Just What the Doctor Ordered
09/04/2008 12:00 am EST
Charles Carlson, editor of the DRIP Investor, finds a strong medical stock without the baggage of Big Pharma.
One sector that is emerging as perhaps a new leadership group is health care. The market's volatility has increased the attractiveness of "defensive" groups such as health care, where earnings growth should continue despite a slowdown in the economy.
While I'm still concerned that certain pockets of health care, such as the large drug firms, will not be able to put up strong growth numbers, I'm more confident in the medical-technology sector and its ability to show growth.
One stock in this sector that looks especially attractive is Medtronic (NYSE: MDT). Medtronic is a world leader in medical-technology products. The firm's primary products help manage cardiac rhythm disease. The company also manufactures products used to treat spinal and cardiovascular ailments.

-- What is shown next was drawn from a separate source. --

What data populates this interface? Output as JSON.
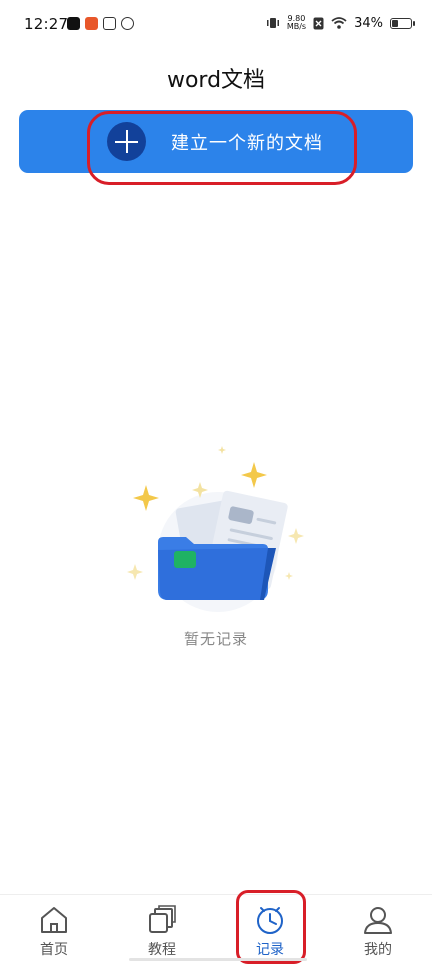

The company is coming off a solid fiscal first quarter in which sales and profits rose nicely. Medtronic's per-share earnings in its fiscal first quarter ended July 25th were up 16% on a 19% revenue jump. Revenue outside the US grew 24% to $1.45 billion. International revenue accounted for 39% of total revenues for the quarter.
Revenue from implantable cardioverter defibrillators rose more than 5% in the quarter. Revenue from cardiovascular products rose 30%. Cardiovascular sales were aided by the company's drug-eluting stent product. This business should continue to be a major driver of revenue growth.
Spinal sales rose 33%. Sales here were aided by the acquisition of Kyphon. (Without Kyphon, spinal sales rose 8%.) Medtronic is expected to earn $3.00 per share in fiscal 2009 ending in April, up from $2.60 in fiscal 2008.
The stock is currently trading at 18x the fiscal 2009 estimate [of $3.00 per share], a relatively moderate P/E ratio for this stock based on its historical multiples. Reflecting the company's confidence in its future and its willingness to share cash flows with shareholders, the firm recently boosted its dividend 50% to a quarterly rate of $0.1875 per share, payable October 24, 2008. The indicated yield based on the new dividend is 1.3%.
The stock is trading [at around $55]. I would expect these shares to push past $60 before the year end and to outperform the overall market in 2009. Medtronic traded for nearly $61 per share in 2001, and that level has been a cap on the stock in the last seven years. However, a strong breakout above $61 would generate a new, higher trading range for these shares.